In fact, Vestas considers blades and rotors such critical parts in wind turbine design that it has decided not to outsource their manufacturing. At the Vestas lab in Denmark, the design team uses a software called Vestas Turbine Simulator to optimize each rotor so that it will last 20 years, or 10 billion cycles, Jorgensen says. In addition, each Vestas blade is made in one single mold so that the company can eliminate joining errors, Jorgensen adds.
Also critical in windmill design is the controller, which monitors and controls the blade pitch-the turning of the blades around their longitudinal axis to optimize power output. On both the Vestas V90 and GE 3.6-MW models is a microprocessor-based controller for pitch control. Monitoring the wind turbine's power output at all times, these controllers can order the blades to turn slightly out of the wind when the output becomes too high, or turn back into the wind if the wind drops. On the latest Vestas and GE machines, blades can rotate in pitch at a few degrees independent of each other.
Pitch control also minimizes machine fatigue by slowing, sometimes even stalling, rotors in the case of strong wind, adds Christine Deal de Azua, spokeswoman of the AWEA. Such fatigue control is critical because most wind turbines receive maintenance only two times a year, comments Jim Lyons, GE's chief engineer of research.
Despite all these efforts, the wind industry still has room for improvement for sure. GE, for example, is looking into putting more carbon fiber into the blades to reduce the mass, Lyons says. That will lower costs, since simply shipping a 40m-diameter rotor can account for up to 10% of the turbine costs, Avagliano explains. Vestas has also asked its vendors to manufacture noiseless gearboxes by adopting helical gears to ease the noise concern about wind turbines, Jorgensen comments.
But the biggest growth hurdle of the wind industry-at least in the U.S.-lies outside the engineering arena, comments Deal de Azua. It's the costs to the consumers and utilities.
Today, wind produces less than 1% of electricity in the U.S., the AWEA says. But that number may reach 6% by 2020 if the federal government provides production incentives to the wind-energy industry as has been done in California. The state provides 50% cash rebate for small wind (10 kW or less) and other renewable energy systems. As of the end of 2002, California reported a wind power capacity of 1,822.3 MW, or 38.9% of the nationwide capacity.

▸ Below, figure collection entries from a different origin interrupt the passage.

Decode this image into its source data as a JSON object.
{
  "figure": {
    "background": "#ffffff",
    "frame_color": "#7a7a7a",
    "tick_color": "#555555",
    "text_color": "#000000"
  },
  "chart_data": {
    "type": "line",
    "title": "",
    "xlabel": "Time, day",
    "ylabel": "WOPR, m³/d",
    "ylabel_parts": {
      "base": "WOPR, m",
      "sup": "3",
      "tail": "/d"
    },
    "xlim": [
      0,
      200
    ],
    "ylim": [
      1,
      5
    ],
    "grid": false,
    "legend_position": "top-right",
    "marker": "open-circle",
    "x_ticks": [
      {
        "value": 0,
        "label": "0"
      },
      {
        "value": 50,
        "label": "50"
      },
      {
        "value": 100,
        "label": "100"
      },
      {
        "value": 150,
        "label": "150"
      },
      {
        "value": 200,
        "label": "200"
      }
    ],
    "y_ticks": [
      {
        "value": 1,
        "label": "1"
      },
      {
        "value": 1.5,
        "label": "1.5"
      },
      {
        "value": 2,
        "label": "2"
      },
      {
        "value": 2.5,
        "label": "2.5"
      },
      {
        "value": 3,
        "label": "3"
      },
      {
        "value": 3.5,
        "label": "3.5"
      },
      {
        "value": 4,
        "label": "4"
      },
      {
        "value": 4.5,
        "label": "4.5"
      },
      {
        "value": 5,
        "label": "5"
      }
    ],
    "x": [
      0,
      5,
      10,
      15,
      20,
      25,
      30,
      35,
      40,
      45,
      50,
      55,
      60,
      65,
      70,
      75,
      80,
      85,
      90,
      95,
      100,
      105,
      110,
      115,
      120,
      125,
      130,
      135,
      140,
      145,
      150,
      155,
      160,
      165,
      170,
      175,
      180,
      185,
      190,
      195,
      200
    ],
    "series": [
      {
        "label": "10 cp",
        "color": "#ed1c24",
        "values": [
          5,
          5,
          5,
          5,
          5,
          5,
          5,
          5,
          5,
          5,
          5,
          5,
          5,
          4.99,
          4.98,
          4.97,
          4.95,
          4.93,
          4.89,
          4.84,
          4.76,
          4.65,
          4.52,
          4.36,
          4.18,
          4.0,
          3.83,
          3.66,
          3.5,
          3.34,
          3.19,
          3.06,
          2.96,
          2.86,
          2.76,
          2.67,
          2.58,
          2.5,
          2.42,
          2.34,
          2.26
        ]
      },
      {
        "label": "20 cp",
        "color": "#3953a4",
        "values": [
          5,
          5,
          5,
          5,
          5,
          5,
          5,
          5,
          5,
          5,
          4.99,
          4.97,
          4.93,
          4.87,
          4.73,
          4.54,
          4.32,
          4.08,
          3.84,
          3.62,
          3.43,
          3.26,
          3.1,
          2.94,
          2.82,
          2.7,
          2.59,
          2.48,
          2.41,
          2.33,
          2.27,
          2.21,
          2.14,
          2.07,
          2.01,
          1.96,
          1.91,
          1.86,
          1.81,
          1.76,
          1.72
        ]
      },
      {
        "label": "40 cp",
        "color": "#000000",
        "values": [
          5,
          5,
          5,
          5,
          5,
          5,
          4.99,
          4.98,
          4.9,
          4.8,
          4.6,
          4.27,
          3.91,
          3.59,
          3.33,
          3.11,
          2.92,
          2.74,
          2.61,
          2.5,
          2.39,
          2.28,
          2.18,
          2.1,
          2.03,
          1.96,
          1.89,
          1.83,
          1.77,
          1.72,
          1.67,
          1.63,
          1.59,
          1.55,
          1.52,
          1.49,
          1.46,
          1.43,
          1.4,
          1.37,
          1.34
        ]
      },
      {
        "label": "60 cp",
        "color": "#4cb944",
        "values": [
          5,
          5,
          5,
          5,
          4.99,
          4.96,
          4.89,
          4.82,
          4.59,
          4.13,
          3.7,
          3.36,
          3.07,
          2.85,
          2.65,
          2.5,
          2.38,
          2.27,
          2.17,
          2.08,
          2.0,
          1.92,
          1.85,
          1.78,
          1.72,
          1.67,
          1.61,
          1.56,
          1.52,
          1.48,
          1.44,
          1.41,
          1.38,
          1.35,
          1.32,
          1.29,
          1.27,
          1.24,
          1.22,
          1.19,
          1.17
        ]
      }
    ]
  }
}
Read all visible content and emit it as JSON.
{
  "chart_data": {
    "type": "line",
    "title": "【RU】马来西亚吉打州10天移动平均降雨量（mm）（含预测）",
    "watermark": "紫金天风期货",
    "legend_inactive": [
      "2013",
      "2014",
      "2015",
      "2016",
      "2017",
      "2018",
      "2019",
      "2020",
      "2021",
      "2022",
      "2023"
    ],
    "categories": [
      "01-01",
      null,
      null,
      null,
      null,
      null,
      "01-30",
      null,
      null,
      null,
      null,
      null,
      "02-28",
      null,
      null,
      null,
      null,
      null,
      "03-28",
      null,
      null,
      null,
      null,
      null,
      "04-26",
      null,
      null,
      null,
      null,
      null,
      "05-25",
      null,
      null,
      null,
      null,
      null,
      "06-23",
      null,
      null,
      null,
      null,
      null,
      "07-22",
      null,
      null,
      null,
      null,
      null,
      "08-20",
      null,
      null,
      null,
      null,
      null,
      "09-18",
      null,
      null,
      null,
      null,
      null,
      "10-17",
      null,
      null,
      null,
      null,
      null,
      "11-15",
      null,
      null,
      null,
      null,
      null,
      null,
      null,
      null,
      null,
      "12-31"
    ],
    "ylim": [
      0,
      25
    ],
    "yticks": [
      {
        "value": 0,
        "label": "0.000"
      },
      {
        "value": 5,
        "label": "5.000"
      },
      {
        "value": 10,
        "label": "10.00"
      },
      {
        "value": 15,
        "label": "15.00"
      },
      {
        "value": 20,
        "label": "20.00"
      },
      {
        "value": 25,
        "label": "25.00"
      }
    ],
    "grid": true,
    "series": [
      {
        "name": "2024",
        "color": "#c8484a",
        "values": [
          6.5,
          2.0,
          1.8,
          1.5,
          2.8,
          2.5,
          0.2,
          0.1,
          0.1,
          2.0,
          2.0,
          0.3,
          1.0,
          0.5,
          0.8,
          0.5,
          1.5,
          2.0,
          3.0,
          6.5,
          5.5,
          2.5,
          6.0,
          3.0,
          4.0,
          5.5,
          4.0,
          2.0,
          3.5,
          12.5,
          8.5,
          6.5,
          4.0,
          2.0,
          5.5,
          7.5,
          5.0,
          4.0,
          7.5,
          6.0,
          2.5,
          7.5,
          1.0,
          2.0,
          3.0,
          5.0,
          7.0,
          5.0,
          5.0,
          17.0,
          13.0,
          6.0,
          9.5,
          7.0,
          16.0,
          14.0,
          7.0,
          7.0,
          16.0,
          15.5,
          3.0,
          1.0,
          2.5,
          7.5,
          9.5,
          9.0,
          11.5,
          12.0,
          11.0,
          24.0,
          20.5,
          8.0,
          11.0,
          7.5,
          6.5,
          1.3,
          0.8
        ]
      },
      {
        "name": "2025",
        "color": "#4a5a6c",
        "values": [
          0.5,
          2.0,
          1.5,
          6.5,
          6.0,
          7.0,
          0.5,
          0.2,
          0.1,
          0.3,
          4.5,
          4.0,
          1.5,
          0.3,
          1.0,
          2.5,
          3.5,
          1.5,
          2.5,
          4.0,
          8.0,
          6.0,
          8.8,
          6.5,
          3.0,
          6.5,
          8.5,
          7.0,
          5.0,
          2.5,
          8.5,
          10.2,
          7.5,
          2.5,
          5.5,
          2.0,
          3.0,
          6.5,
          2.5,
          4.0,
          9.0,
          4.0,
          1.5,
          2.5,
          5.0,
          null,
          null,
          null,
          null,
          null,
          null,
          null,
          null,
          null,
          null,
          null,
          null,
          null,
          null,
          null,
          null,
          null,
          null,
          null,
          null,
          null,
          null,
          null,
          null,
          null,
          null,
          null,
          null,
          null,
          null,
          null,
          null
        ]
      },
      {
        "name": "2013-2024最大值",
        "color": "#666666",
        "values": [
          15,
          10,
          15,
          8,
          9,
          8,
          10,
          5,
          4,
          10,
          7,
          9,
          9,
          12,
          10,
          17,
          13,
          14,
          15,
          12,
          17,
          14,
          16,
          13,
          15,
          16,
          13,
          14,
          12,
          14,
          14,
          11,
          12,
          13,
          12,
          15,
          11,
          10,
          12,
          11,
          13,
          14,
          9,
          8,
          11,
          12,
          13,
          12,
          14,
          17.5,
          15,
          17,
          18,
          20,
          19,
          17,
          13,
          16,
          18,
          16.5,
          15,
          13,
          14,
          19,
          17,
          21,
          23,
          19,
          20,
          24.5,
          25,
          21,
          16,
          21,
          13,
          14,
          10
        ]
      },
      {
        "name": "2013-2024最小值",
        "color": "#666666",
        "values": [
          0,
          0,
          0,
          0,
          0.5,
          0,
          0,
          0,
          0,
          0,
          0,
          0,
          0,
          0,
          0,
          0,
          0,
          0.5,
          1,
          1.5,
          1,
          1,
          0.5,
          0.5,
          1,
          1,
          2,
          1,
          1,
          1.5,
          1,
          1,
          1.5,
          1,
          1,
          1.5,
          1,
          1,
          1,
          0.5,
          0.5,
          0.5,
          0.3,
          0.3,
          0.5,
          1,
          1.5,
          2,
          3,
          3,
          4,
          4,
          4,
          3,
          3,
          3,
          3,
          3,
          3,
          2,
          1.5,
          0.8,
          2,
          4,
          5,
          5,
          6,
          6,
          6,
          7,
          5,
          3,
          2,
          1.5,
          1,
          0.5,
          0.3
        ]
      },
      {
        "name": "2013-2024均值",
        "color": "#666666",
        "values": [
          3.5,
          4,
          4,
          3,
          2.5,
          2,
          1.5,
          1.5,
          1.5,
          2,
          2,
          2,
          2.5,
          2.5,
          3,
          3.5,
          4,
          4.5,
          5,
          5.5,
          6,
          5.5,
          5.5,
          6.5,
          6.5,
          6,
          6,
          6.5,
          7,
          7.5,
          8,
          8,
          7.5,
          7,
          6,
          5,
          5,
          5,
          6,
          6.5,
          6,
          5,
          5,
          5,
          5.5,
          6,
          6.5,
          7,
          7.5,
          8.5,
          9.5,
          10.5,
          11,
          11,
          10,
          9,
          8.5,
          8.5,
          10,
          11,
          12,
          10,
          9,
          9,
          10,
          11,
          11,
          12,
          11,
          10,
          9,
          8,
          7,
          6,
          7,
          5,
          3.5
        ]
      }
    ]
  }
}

The AWEA hopes that Congress will extend the wind energy production tax credit, enacted in 1992, that provides a 1.5-cent credit per kWh of electricity produced from wind technology. The existing legislation is expiring on Dec. 31, 2003.
"We can generate smoother and more growth if we can have more consistent support," says Kathy Belyeu of Strategic Communications at the AWEA.